Wound

13 5 0
                                    

Ivony berjalan di sepanjang koridor dengan senyum lebar. Ia sudah menata hati sejak kejadian kemarin. Ivony tak ingin kehadiran Bagas mengacaukan konstalasi sistematis di kehidupannya. Yang sudah berlalu, tidak perlu dikenang kembali. Tapi senyumnya langsung surut sesaat masuk kelas.

"Kan pelajaran agama," kata Arlando seolah membaca pikiran Ivony.

Pak Haris memang memerintah hal itu dan peraturan tersebut selalu berlaku di kelasnya. Baik kelas satu, dua dan tiga. Alasannya supaya cowok nggak berisik. Jadi, cewek dan cowok duduk sebangku. Tapi masalahnya, Ivony biasa sebangku dengan Niko. Justru yang sekarang dilihatnya Niko sebangku dengan Mia di belakangnya persis. Sedangkan Arlando duduk di sebelah bangkunya.

"Kamu mau berdiri di depan pintu sampai kapan?"

Ivony langsung bergegas duduk dan bergumam jengkel. Arlando langsung menengurnya dan mengajak bercanda. Tentu saja cewek itu tak punya energi untuk hal tersebut. Sayangnya, Arlando tampak tidak sependapat dengan sikap tak acuh itu, ia justru menggeser secarik kertas ke arah Ivony.

Ivony membaca sekilas. Kata Pak Haris kita nggak boleh menggerutu, begitu yang Arlando tulis. "Kan bisa bilang langsung?" tanya Ivony sambil menoleh ke arah Arlando.

Arlando hanya cengegesan. Saat itu Ivony menyadari di hidung cowok itu ada hansaplast. Seingatnya kemarin tidak ada. Tapi lucu juga melihatnya seperti itu, mau tak mau Ivony tersenyum. Cowok tersebut malah mengambil kertas yang tadi diberikan, menulis sesuatu, lalu mengembalikannya lagi.

Nah, senyum gitu bagus. Kamu harus sering berlatih tersenyum.

Ivony langsung memusnahkan senyum di bibir. Menahan diri. Lalu menuliskan kalimat balasan, tepat di bawah kalimat Arlando tadi.

Kamu bisa mengatakannya langsung.

Ia memberikan kertas itu ke arah Arlando. Disambut wajah serius membuat Ivony penasaran. Ketika sedang mengamati ekspresinya, mata Ivony justru menjelajah ke arah lain. Ia baru menyadari kalau ada tahi lalat mungil di daun telinga kiri. Lalu, bulu matanya lentik meski ia seorang cowok. Lucu juga, Ivony senyum-senyum sendiri.

Ini yang namanya seni menulis.

Ivony langsung memalingkan muka ke arah lain ketika Arlando menoleh. Entah kenapa Ivony merasa seperti kucing yang terciduk mencuri ikan di meja makan. Ia segera mengambil kertas yang disodorkan cowok tersebut.
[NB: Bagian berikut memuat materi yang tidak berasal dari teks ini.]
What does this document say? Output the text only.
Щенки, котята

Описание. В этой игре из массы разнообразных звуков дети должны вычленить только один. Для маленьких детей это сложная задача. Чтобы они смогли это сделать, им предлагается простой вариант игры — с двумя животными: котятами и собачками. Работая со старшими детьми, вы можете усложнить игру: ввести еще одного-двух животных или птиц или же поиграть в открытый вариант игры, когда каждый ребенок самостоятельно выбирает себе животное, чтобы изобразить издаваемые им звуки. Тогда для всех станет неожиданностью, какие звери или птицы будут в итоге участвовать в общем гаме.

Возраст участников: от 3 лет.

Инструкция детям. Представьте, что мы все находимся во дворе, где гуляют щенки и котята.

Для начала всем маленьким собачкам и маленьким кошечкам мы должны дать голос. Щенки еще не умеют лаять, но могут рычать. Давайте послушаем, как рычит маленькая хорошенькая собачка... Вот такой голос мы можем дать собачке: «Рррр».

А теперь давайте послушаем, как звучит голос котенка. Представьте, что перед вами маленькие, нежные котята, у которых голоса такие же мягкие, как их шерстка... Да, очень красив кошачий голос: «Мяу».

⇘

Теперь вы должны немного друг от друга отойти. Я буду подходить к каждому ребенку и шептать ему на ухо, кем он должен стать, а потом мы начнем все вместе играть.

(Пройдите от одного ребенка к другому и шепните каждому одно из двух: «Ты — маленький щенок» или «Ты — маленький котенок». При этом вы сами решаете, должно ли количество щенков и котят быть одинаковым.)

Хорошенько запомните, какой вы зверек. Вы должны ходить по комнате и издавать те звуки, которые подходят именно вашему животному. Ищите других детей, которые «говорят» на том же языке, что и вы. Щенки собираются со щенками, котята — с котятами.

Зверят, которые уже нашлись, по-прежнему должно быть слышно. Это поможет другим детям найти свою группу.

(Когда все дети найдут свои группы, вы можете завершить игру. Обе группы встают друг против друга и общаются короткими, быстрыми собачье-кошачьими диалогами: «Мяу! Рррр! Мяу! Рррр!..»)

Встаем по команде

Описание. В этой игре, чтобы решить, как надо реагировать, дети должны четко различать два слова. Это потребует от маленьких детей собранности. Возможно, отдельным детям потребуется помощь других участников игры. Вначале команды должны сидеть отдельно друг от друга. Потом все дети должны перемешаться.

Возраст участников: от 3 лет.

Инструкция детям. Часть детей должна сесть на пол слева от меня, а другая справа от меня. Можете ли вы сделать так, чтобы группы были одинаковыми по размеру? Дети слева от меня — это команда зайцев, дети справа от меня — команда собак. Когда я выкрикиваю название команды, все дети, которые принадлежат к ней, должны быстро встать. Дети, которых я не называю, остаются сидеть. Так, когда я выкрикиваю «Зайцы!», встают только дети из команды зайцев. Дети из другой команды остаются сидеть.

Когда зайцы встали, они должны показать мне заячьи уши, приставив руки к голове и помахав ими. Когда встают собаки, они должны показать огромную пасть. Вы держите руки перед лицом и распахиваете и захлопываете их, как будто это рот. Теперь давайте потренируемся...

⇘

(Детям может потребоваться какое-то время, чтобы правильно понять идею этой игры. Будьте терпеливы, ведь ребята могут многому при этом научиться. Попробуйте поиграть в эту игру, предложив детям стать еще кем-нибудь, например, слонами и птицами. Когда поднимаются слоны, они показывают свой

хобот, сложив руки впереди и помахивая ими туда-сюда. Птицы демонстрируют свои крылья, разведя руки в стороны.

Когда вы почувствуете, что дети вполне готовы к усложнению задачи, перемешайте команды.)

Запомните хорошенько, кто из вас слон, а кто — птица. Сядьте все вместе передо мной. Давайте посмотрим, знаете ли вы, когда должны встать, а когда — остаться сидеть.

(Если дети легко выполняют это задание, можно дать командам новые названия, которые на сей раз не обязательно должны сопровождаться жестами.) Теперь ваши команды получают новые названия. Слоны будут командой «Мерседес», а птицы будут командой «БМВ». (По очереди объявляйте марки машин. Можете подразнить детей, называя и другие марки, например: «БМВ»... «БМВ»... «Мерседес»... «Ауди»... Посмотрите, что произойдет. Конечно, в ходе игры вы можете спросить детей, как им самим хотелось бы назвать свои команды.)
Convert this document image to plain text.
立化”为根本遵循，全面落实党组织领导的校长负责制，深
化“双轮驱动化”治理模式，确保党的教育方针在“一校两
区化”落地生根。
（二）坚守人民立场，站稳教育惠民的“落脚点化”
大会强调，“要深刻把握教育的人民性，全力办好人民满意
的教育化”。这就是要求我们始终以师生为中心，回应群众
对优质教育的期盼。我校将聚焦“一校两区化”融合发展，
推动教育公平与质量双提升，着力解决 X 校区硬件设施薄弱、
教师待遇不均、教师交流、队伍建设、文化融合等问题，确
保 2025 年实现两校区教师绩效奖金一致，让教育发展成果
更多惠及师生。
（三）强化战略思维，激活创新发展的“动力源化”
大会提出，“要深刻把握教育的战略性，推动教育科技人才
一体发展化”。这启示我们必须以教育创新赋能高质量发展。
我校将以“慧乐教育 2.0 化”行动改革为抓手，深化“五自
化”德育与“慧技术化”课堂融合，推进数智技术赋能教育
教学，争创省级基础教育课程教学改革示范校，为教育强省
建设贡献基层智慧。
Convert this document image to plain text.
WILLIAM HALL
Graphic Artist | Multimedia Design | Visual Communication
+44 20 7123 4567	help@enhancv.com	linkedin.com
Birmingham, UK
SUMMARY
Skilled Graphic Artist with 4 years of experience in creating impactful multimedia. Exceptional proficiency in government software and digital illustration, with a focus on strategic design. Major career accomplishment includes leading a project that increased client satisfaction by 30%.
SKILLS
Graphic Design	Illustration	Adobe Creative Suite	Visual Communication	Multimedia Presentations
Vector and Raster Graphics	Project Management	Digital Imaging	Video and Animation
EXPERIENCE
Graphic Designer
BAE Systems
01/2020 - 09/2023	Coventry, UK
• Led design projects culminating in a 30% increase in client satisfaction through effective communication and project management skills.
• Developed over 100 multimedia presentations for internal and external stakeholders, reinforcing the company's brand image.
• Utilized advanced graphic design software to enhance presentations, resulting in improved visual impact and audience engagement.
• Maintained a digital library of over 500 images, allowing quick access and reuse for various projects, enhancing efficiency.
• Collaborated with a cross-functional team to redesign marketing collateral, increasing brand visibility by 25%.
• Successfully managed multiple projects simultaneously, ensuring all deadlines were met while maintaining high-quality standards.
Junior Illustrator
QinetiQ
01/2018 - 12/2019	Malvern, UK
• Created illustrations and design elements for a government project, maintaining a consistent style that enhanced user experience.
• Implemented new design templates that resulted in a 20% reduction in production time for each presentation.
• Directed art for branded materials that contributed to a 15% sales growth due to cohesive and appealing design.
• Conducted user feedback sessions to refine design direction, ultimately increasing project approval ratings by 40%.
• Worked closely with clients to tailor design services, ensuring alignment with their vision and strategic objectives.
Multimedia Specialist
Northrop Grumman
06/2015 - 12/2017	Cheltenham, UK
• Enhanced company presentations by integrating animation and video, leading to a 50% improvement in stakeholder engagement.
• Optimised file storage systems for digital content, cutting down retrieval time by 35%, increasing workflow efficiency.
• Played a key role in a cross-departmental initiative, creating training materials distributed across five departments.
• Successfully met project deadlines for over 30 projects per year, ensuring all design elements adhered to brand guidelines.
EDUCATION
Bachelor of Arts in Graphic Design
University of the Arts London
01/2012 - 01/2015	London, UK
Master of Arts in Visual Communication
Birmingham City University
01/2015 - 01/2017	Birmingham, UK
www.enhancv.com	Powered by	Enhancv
Ah. Menulis. Hal ini mengingatkan Ivony tentang percakapan Mia dan Niki tempo hari. Mungkin ia bisa mengorek sedikit informasi. Memikirkan hal itu membuat pipi Ivony terasa panas. Ia tidak bermaksud gapil hanya sekadar ingin tahu. Pergulatan di benaknya segera ia tuntaskan dengan menulis pertanyaan di kertas.

Sepertinya kamu tahu banyak perihal menulis.

Tidak juga. Kenapa menyimpulkan seperti itu?

Ivony mendengus. Ia teringat kalimat Arlando ketika mereka pertama kali sebangku untuk bekerja kelompok. Tangannya segera menulis dengan tergesa.

Sikapmu berbicara dengan lantang.

Arlando terkikik geli. Langsung membalasnya dengan cepat.

Haha. Kamu pintar membalik omongan orang.

Kamu juga pintar bersilat lidah.

Ivony melihat Arlando tertawa dan menyimpan surat itu di sakunya. Ia menarik retsleting tas, mengeluarkan buku paket pelajaran jam sekarang dan mengambil amplop merah yang menempel dengan coklat batang. Dilhat dari caranya mengeluarkan barang itu, dengan kening yang berkerut dan iris matanya yang melebar, Ivony menduga Arlando terkejut dengan kehadiran benda tersebut.